AceShowbiz - Jon M. Chu is sending a stern warning to those who attempt to scam Asian American actors hoping to land parts in the upcoming sequels to his 2018 film "Crazy Rich Asians". The director has hit hack at a Twitter user who posted a fake casting call for "China Rich Girlfriend" and "Rich People Problems".

Taking to the blue bird application, Chu wrote on Thursday, April 30, "Advice for actors out there: if ANYONE ever asks you to PAY MONEY to audition it's a scam." He added to the scammer, "Also don't mess with Asian actors during our surge or we will bite back!!"

'Crazy Rich Asians' Director Jon M. Chu Sends Warning to Casting Scammer

Jon M. Chu responds to 'Crazy Rich Asians' sequels casting scam.

Chu's tweet was in response to a fake casting call posted by a user named Alan Baltes, who falsely claimed that the supposed "Crazy Rich Asians" sequels opened "live Zoom auditions" for "new lead roles" in the upcoming movies.

The fake casting notice said that the movies were looking for Asian actors, ages 20s through 40s, for the lead roles, and a Caucasian female between ages 25-35 for another part. The post asked that talent who wanted to be considered pay Baltes a $99 "submission fee" via Google Pay or Venmo.

Chu, who was alerted about the notice when he was tagged in a tweet, said he subsequently notified Twitter and flagged Warner Bros.' legal department. After posting his own reaction, the 40-year-old helmer said he was promptly blocked by Baltes on Twitter.

Speaking to Variety, Chu said he was appalled by the attempt to scam acting hopefuls. "I kept reading it, and when it said '99 dollars,' I was like, 'This is f***ed up,' " he recalled. "There's so many scams like that in L.A. anyway and to actually target, specifically, Asian actors, was very frustrating."

"Asian American actors finally get the opportunity or the hope that there are roles and parts out there. People have this light inside of them to pursue this dream that they never thought was possible before, and to take advantage of that and know that you can take $99 for a fake audition is just disgusting," he expressed his dismay.

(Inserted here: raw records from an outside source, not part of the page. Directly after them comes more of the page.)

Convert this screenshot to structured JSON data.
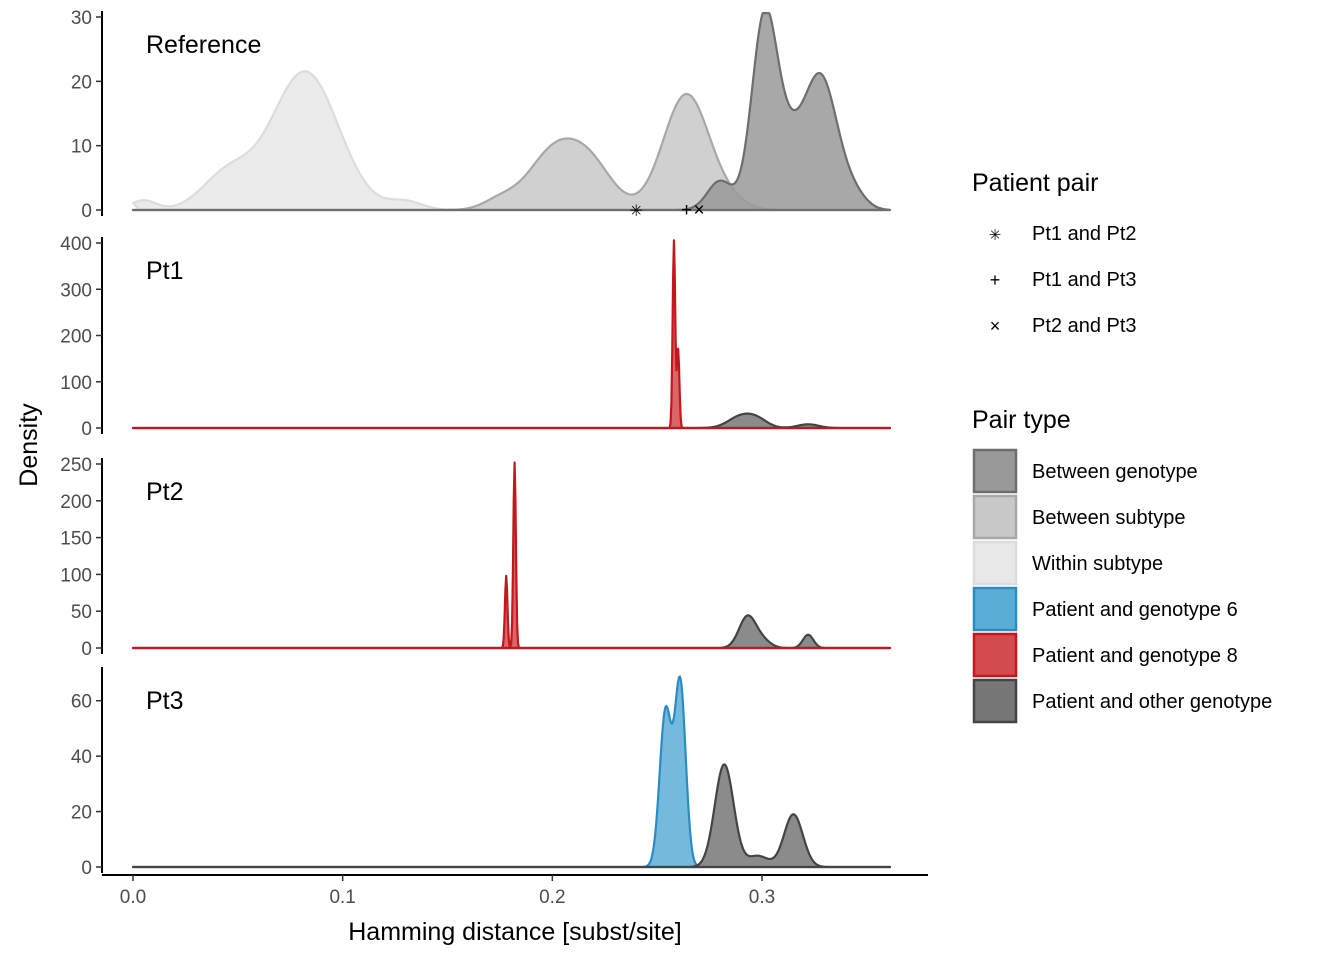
{
  "chart_data": {
    "type": "area",
    "xlabel": "Hamming distance [subst/site]",
    "ylabel": "Density",
    "xlim": [
      0.0,
      0.36
    ],
    "x_ticks": [
      "0.0",
      "0.1",
      "0.2",
      "0.3"
    ],
    "grid": false,
    "legend_placement": "right",
    "colors": {
      "Between genotype": "#999999",
      "Between subtype": "#c8c8c8",
      "Within subtype": "#e8e8e8",
      "Patient and genotype 6": "#2b8cc4",
      "Patient and genotype 8": "#c4161c",
      "Patient and other genotype": "#555555"
    },
    "legends": [
      {
        "title": "Patient pair",
        "items": [
          {
            "label": "Pt1 and Pt2",
            "symbol": "✳"
          },
          {
            "label": "Pt1 and Pt3",
            "symbol": "+"
          },
          {
            "label": "Pt2 and Pt3",
            "symbol": "×"
          }
        ]
      },
      {
        "title": "Pair type",
        "items": [
          {
            "label": "Between genotype",
            "fill": "#999999",
            "stroke": "#6e6e6e"
          },
          {
            "label": "Between subtype",
            "fill": "#c8c8c8",
            "stroke": "#a8a8a8"
          },
          {
            "label": "Within subtype",
            "fill": "#e8e8e8",
            "stroke": "#dcdcdc"
          },
          {
            "label": "Patient and genotype 6",
            "fill": "#5aaed6",
            "stroke": "#2b8cc4"
          },
          {
            "label": "Patient and genotype 8",
            "fill": "#d24b4f",
            "stroke": "#c4161c"
          },
          {
            "label": "Patient and other genotype",
            "fill": "#777777",
            "stroke": "#444444"
          }
        ]
      }
    ],
    "panels": [
      {
        "label": "Reference",
        "ylim": [
          0,
          30
        ],
        "y_ticks": [
          0,
          10,
          20,
          30
        ],
        "points": [
          {
            "pair": "Pt1 and Pt2",
            "symbol": "✳",
            "x": 0.24
          },
          {
            "pair": "Pt1 and Pt3",
            "symbol": "+",
            "x": 0.264
          },
          {
            "pair": "Pt2 and Pt3",
            "symbol": "×",
            "x": 0.27
          }
        ],
        "series": [
          {
            "type": "Within subtype",
            "peaks": [
              [
                0.005,
                1.5,
                0.006
              ],
              [
                0.045,
                5.5,
                0.012
              ],
              [
                0.082,
                21.5,
                0.016
              ],
              [
                0.13,
                1.3,
                0.008
              ]
            ]
          },
          {
            "type": "Between subtype",
            "peaks": [
              [
                0.175,
                1.5,
                0.008
              ],
              [
                0.2,
                8.5,
                0.012
              ],
              [
                0.218,
                6.5,
                0.011
              ],
              [
                0.264,
                18,
                0.011
              ],
              [
                0.285,
                1.0,
                0.008
              ]
            ]
          },
          {
            "type": "Between genotype",
            "peaks": [
              [
                0.28,
                4.5,
                0.006
              ],
              [
                0.301,
                28.5,
                0.006
              ],
              [
                0.312,
                9.0,
                0.007
              ],
              [
                0.328,
                20.5,
                0.008
              ],
              [
                0.344,
                2.0,
                0.006
              ]
            ]
          }
        ]
      },
      {
        "label": "Pt1",
        "ylim": [
          0,
          400
        ],
        "y_ticks": [
          0,
          100,
          200,
          300,
          400
        ],
        "series": [
          {
            "type": "Patient and other genotype",
            "peaks": [
              [
                0.29,
                25,
                0.006
              ],
              [
                0.298,
                15,
                0.005
              ],
              [
                0.322,
                8,
                0.005
              ]
            ]
          },
          {
            "type": "Patient and genotype 8",
            "peaks": [
              [
                0.258,
                405,
                0.0006
              ],
              [
                0.26,
                170,
                0.0006
              ]
            ]
          }
        ]
      },
      {
        "label": "Pt2",
        "ylim": [
          0,
          250
        ],
        "y_ticks": [
          0,
          50,
          100,
          150,
          200,
          250
        ],
        "series": [
          {
            "type": "Patient and other genotype",
            "peaks": [
              [
                0.293,
                42,
                0.004
              ],
              [
                0.3,
                10,
                0.004
              ],
              [
                0.322,
                18,
                0.0025
              ]
            ]
          },
          {
            "type": "Patient and genotype 8",
            "peaks": [
              [
                0.178,
                98,
                0.0006
              ],
              [
                0.182,
                252,
                0.0006
              ]
            ]
          }
        ]
      },
      {
        "label": "Pt3",
        "ylim": [
          0,
          70
        ],
        "y_ticks": [
          0,
          20,
          40,
          60
        ],
        "series": [
          {
            "type": "Patient and genotype 6",
            "peaks": [
              [
                0.254,
                56,
                0.0028
              ],
              [
                0.261,
                66,
                0.0026
              ]
            ]
          },
          {
            "type": "Patient and other genotype",
            "peaks": [
              [
                0.282,
                37,
                0.0045
              ],
              [
                0.298,
                4,
                0.005
              ],
              [
                0.315,
                19,
                0.0045
              ]
            ]
          }
        ]
      }
    ]
  }
}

"To put on top of that this time, when we're being othered and we're being attacked on the streets, is even more disgusting," Chu, who has worked on upcoming musical drama "In the Heights", added.

Baltes' Twitter account has since been deactivated. He said in an email to Variety that he posted the fake casting call after "someone sent me the information and was misrepresenting himself as being with casting. The person is no longer in contact with me after I inquired further. They were attempting to get me to send them money for casting calls."

Baltes, who claims to be an actor, casting associate and talent agent, also said that no money had been paid in regards to the fake casting call. When asked who had supplied him with "false information," he replied, "I no longer have the information as it was on my Twitter and my account was deleted."

This is not the first time though that Baltes has been linked to an attempt to solicit money for "submitting" talent for auditions in big movies. In 2018, Twitter users notified director Colin Trevorrow over a similar casting notice for a "Jurassic World: Fallen Kingdom" sequel, which is now called "Jurassic World: Dominion", where Baltes asked for a $99 audition fee. Trevorrow said at the time, "Anyone who requests money for an audition isn't on the level."

As for the pre-production of "Crazy Rich Asians" sequels, Chu said, "We're so far from it. We don't have a casting director. We have never said, 'Hey, let's look at people who are out there.' We've done zero." He added, "We don't even have a script."